Embodiment One embodiment of the present invention will be described below with reference to the accompanying drawings. In FIG. 1, 22 is a frame supported on the support springs 20 and 21 on the base 19, 23 is a cylinder slidably mounted on the frame 22, and 24 is slidably mounted on the cylinder 23. It is a piston. Reference numeral 25 is a crank shaft rotatably mounted on the frame 22 and rotated by a motor, and 39 is a connecting rod mounted on the crank shaft 25 and the cylinder 23. Reference numerals 26 and 27 are low-pressure gas passages, 28 and 29 are intake valves, 30 and 31 are compression chambers, 32 and 33 are discharge valves, and 34 and 35 are high-pressure gas passages. Reference numeral 36 is a crank shaft mounted on the cylinder 23, and 37 is a connecting rod mounted over the shaft 38 mounted on the piston 24 and the crank shaft 36.

Next, the operation will be described. The cylinder 23 moves up and down by the motor, the crankshaft 25, and the connecting rod 39. By the way, the mass of the piston 24 is sufficiently large so that the piston 24 hardly moves with respect to the base 19. Therefore, when the cylinder 23 moves up and down, the distance between the cylinder 23 and the piston 24 increases or decreases. When the cylinder 23 rises, the volume of the compression chamber 31 increases, the suction valve 29 opens, and low-pressure gas flows into the compression chamber 31 through the flow path 27. Further, when the cylinder 23 goes past the top dead center and goes down, the suction valve 29 closes, and when it goes down further, the discharge valve 29
33 opens and high-pressure gas flows out through the flow path 35. on the other hand,
Similarly, with the vertical movement of the cylinder 23, the low-pressure gas that has entered the compression chamber 30 through the flow passage 26 and the suction valve 28 becomes high-pressure gas and flows out through the discharge valve 32 and the flow passage 34.

By the way, in this embodiment, the cylinder 23 and the piston 24 are provided as means for keeping the minimum value of the volume of the compression chambers 30, 31 constant.
A crankshaft 36, a connecting rod 37, and a shaft 38 are provided across

Therefore, since the vertical relative movement range of the piston 24 and the cylinder 23 is restricted by the crankshaft 36, the connecting rod 37, and the shaft 38, the piston 24 and the cylinder 23 do not collide with each other, and the gap volume is always constant. It can be operated in a minimal and constant manner. For this reason, there is an effect that the volume efficiency is high and the heat insulating efficiency can also be increased.

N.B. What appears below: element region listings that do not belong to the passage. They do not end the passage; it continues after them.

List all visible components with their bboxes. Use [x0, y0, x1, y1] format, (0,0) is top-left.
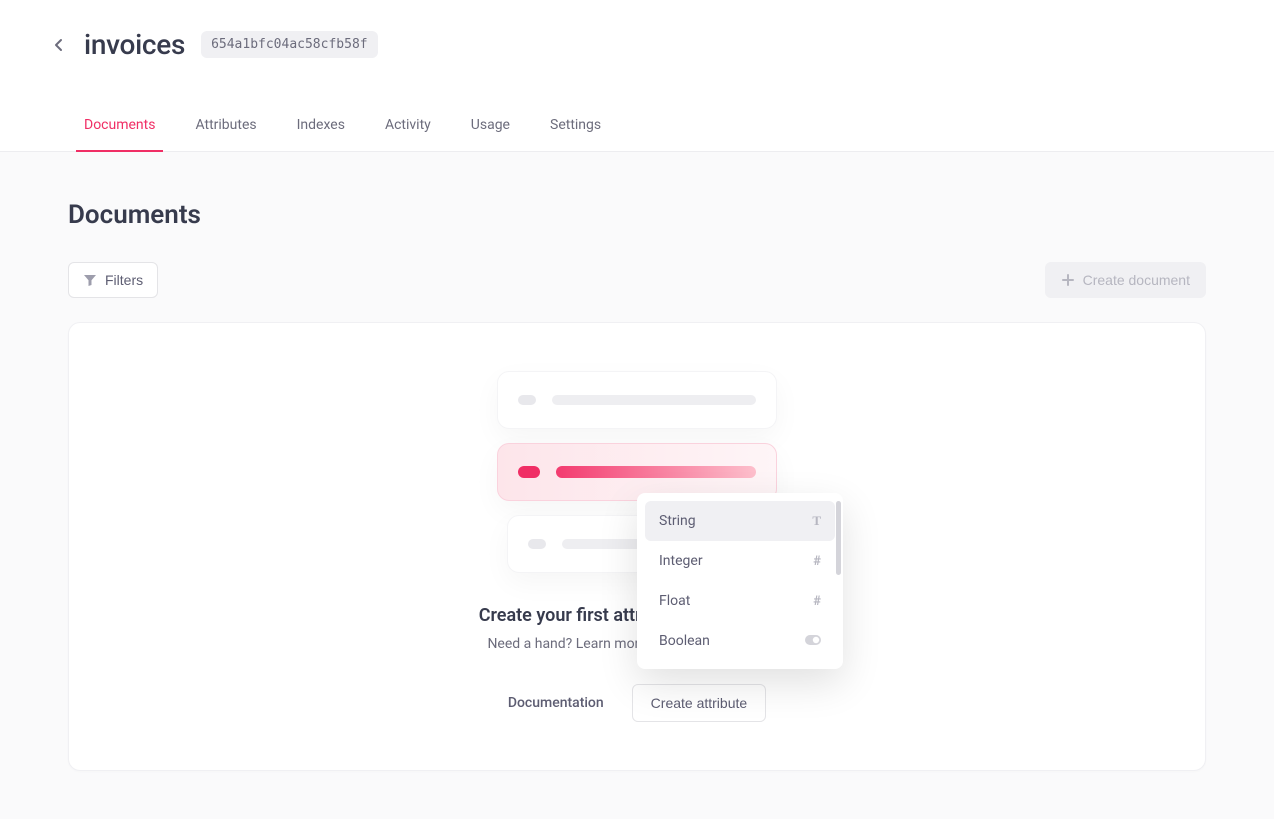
filters-label: Filters	[105, 272, 143, 288]
type-toggle-icon	[805, 634, 821, 649]
create-document-label: Create document	[1083, 272, 1190, 288]
dropdown-item-float[interactable]: Float #	[645, 581, 835, 621]
tab-documents[interactable]: Documents	[84, 117, 155, 151]
tab-settings[interactable]: Settings	[550, 117, 601, 151]
tab-indexes[interactable]: Indexes	[297, 117, 345, 151]
dropdown-scrollbar[interactable]	[836, 501, 841, 575]
dropdown-item-string[interactable]: String T	[645, 501, 835, 541]
dropdown-item-label: Float	[659, 593, 690, 609]
filters-button[interactable]: Filters	[68, 262, 158, 298]
section-title: Documents	[68, 200, 1206, 230]
dropdown-item-boolean[interactable]: Boolean	[645, 621, 835, 661]
type-text-icon: T	[812, 513, 821, 529]
tabs: Documents Attributes Indexes Activity Us…	[0, 117, 1274, 152]
type-number-icon: #	[813, 594, 821, 609]
dropdown-item-label: Integer	[659, 553, 703, 569]
chevron-left-icon	[54, 38, 63, 52]
page-title: invoices	[84, 28, 185, 61]
create-document-button[interactable]: Create document	[1045, 262, 1206, 298]
create-attribute-button[interactable]: Create attribute	[632, 684, 767, 722]
documentation-link[interactable]: Documentation	[508, 695, 604, 711]
type-number-icon: #	[813, 554, 821, 569]
dropdown-item-label: Boolean	[659, 633, 710, 649]
back-button[interactable]	[48, 35, 68, 55]
tab-usage[interactable]: Usage	[471, 117, 510, 151]
collection-id-badge[interactable]: 654a1bfc04ac58cfb58f	[201, 31, 378, 58]
attribute-type-dropdown: String T Integer # Float # Boolean	[637, 493, 843, 669]
tab-attributes[interactable]: Attributes	[195, 117, 256, 151]
dropdown-item-integer[interactable]: Integer #	[645, 541, 835, 581]
tab-activity[interactable]: Activity	[385, 117, 431, 151]
dropdown-item-label: String	[659, 513, 696, 529]
plus-icon	[1061, 273, 1075, 287]
filter-icon	[83, 273, 97, 287]
empty-state-card: Create your first attribute to get start…	[68, 322, 1206, 771]
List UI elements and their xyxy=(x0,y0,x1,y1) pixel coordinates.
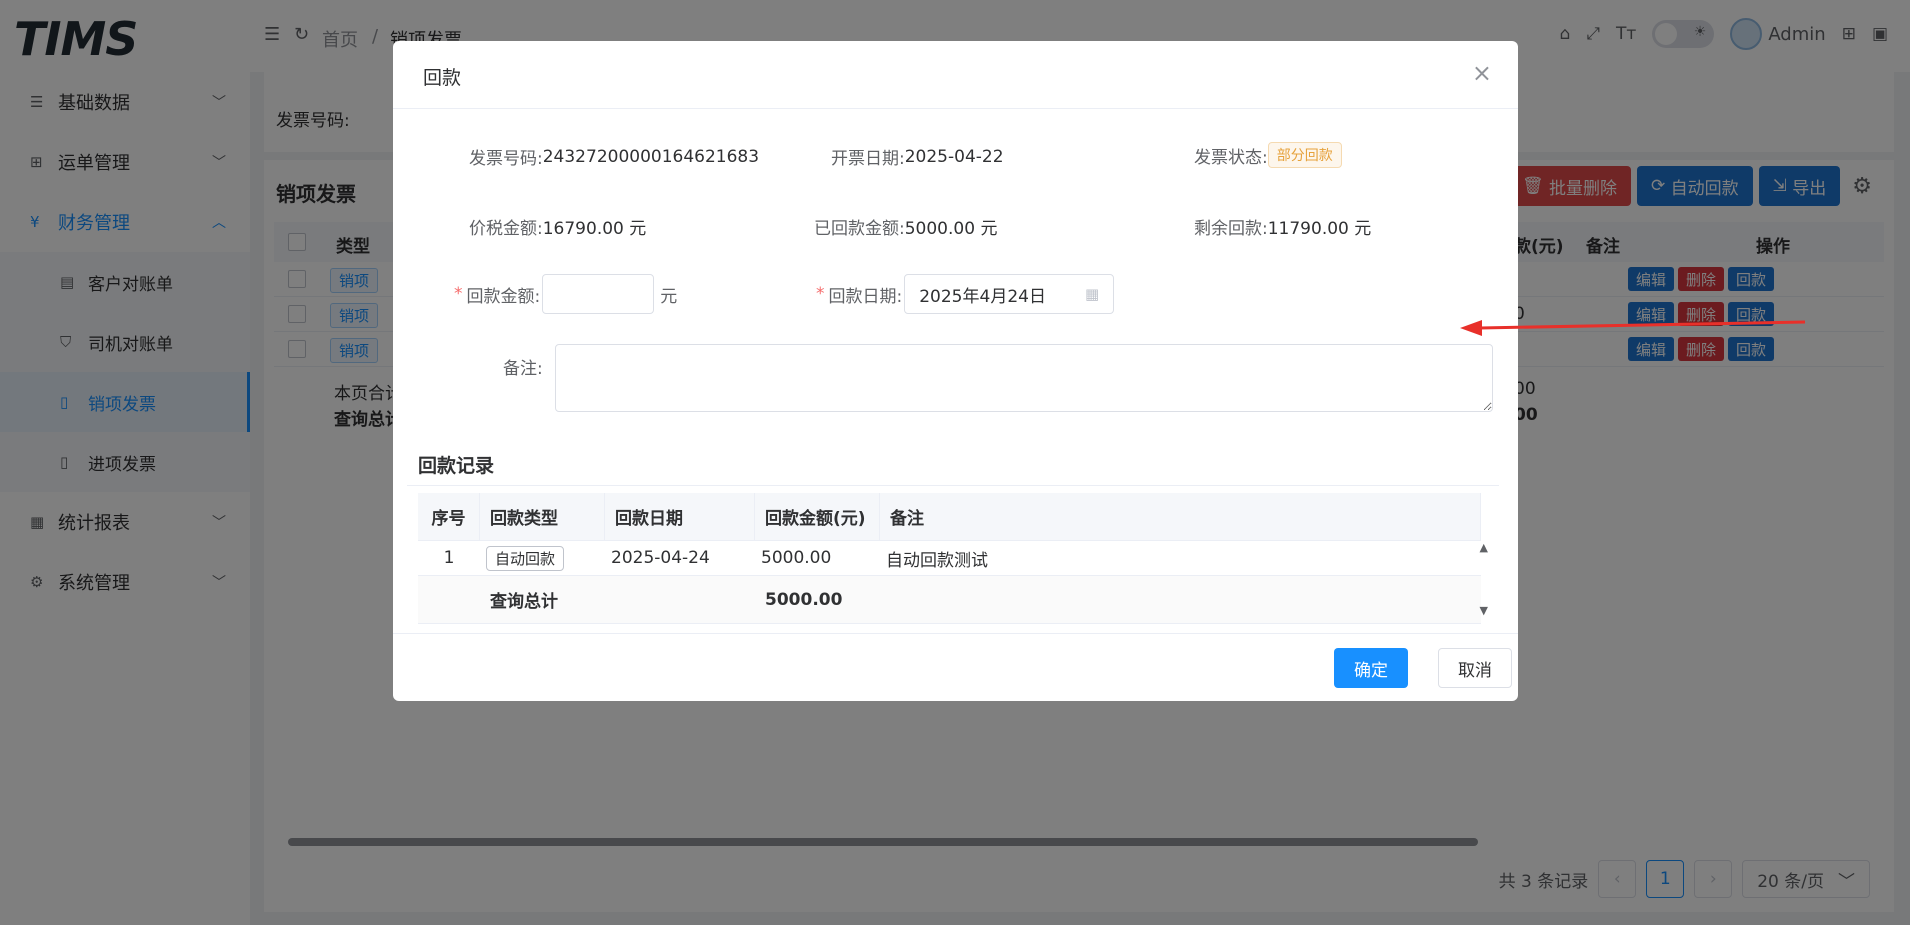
issue-date-label: 开票日期: xyxy=(831,149,905,169)
status-field: 发票状态: 部分回款 xyxy=(1194,142,1342,168)
calendar-icon: ▦ xyxy=(1085,285,1100,303)
tax-amount-field: 价税金额: 16790.00 元 xyxy=(469,214,646,239)
scroll-down-icon[interactable]: ▼ xyxy=(1480,604,1488,617)
column-header-remark: 备注 xyxy=(880,493,1481,540)
records-table-header: 序号 回款类型 回款日期 回款金额(元) 备注 xyxy=(418,493,1481,541)
close-icon[interactable]: × xyxy=(1472,59,1492,87)
required-asterisk: * xyxy=(454,284,463,304)
remaining-label: 剩余回款: xyxy=(1194,219,1268,239)
column-header-seq: 序号 xyxy=(418,493,480,540)
column-header-date: 回款日期 xyxy=(605,493,755,540)
paid-amount-field: 已回款金额: 5000.00 元 xyxy=(814,214,997,239)
remaining-field: 剩余回款: 11790.00 元 xyxy=(1194,214,1371,239)
confirm-button[interactable]: 确定 xyxy=(1334,648,1408,688)
remark-label: 备注: xyxy=(503,359,543,379)
column-header-type: 回款类型 xyxy=(480,493,605,540)
invoice-no-field: 发票号码: 24327200000164621683 xyxy=(469,144,760,170)
payback-date-field: * 回款日期: 2025年4月24日 ▦ xyxy=(816,274,1115,314)
payback-amount-label: 回款金额: xyxy=(466,286,541,307)
status-label: 发票状态: xyxy=(1194,147,1268,168)
invoice-no-label: 发票号码: xyxy=(469,149,543,169)
payback-date-label: 回款日期: xyxy=(828,286,903,307)
paid-amount-value: 5000.00 元 xyxy=(904,219,998,239)
remark-textarea[interactable] xyxy=(555,344,1493,412)
records-total-label: 查询总计 xyxy=(490,592,558,612)
tax-amount-label: 价税金额: xyxy=(469,219,543,239)
issue-date-field: 开票日期: 2025-04-22 xyxy=(831,144,1004,170)
payback-amount-input[interactable] xyxy=(542,274,655,314)
records-title: 回款记录 xyxy=(418,455,495,477)
column-header-amount: 回款金额(元) xyxy=(755,493,880,540)
payback-records-table: 序号 回款类型 回款日期 回款金额(元) 备注 1 自动回款 2025-04-2… xyxy=(418,493,1481,624)
issue-date-value: 2025-04-22 xyxy=(904,146,1004,167)
dialog-title: 回款 xyxy=(423,67,462,89)
invoice-no-value: 24327200000164621683 xyxy=(542,146,760,167)
paid-amount-label: 已回款金额: xyxy=(814,219,905,239)
required-asterisk: * xyxy=(816,284,825,304)
record-date: 2025-04-24 xyxy=(611,548,710,568)
cancel-button[interactable]: 取消 xyxy=(1438,648,1512,688)
payback-date-picker[interactable]: 2025年4月24日 ▦ xyxy=(904,274,1115,314)
dialog-footer: 确定 取消 xyxy=(393,633,1518,701)
remark-field: 备注: xyxy=(503,354,543,379)
unit-label: 元 xyxy=(660,286,678,307)
payback-date-value: 2025年4月24日 xyxy=(919,286,1046,307)
tax-amount-value: 16790.00 元 xyxy=(542,219,647,239)
records-summary-row: 查询总计 5000.00 xyxy=(418,576,1481,624)
record-amount: 5000.00 xyxy=(761,548,832,568)
record-remark: 自动回款测试 xyxy=(886,550,988,571)
records-total-value: 5000.00 xyxy=(765,589,843,610)
section-divider xyxy=(407,485,1499,486)
remaining-value: 11790.00 元 xyxy=(1267,219,1372,239)
dialog-header: 回款 × xyxy=(393,41,1518,109)
status-badge: 部分回款 xyxy=(1267,142,1342,168)
record-type-tag: 自动回款 xyxy=(486,545,565,571)
payback-dialog: 回款 × 发票号码: 24327200000164621683 开票日期: 20… xyxy=(393,41,1518,701)
scroll-up-icon[interactable]: ▲ xyxy=(1480,541,1488,554)
annotation-arrow xyxy=(1460,320,1806,336)
payback-amount-field: * 回款金额: 元 xyxy=(454,274,677,314)
table-row: 1 自动回款 2025-04-24 5000.00 自动回款测试 xyxy=(418,541,1481,576)
record-seq: 1 xyxy=(443,548,455,568)
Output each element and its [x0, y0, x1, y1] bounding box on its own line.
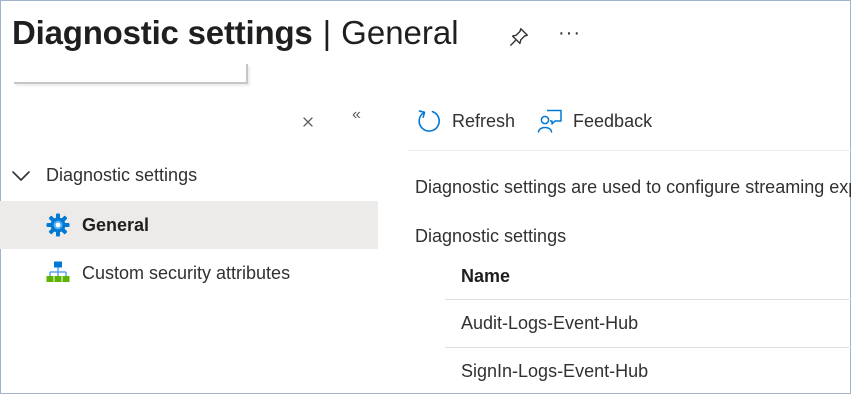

EFFECTS OF THE INVENTION The present invention relates to a cylinder, a means for moving the cylinder, a member provided to form a compression chamber whose volume changes together with the cylinder by slidably moving on the inner wall of the cylinder, and the compression chamber. Means for keeping the minimum volume value constant,
A flow path that communicates between the compression chamber and the outside of the cylinder, a suction valve,
Since the compressor is provided with the discharge valve, the volume efficiency and the adiabatic efficiency are increased.

[Brief description of drawings]

FIG. 1 is a sectional view of a compressor according to an embodiment of the present invention, and FIG. 2 is a sectional view of a conventional compressor. 22 …… frame, 25 …… crank shaft, 23 …… cylinder,
24 …… Piston, 36 …… Crankshaft, 28,29 …… Suction valve, 32,33 …… Discharge valve.

Claims (1)

[Claims] 1. A cylinder, means for moving the cylinder, and a piston provided so as to form a compression chamber whose volume changes with the movement of the cylinder by slidably moving on the inner wall of the cylinder. A means for keeping the minimum value of the volume of the compression chamber constant, a flow passage communicating the compression chamber with the outside of the cylinder, and an intake valve and a discharge valve provided between the compression chamber and the flow passage. Compressor.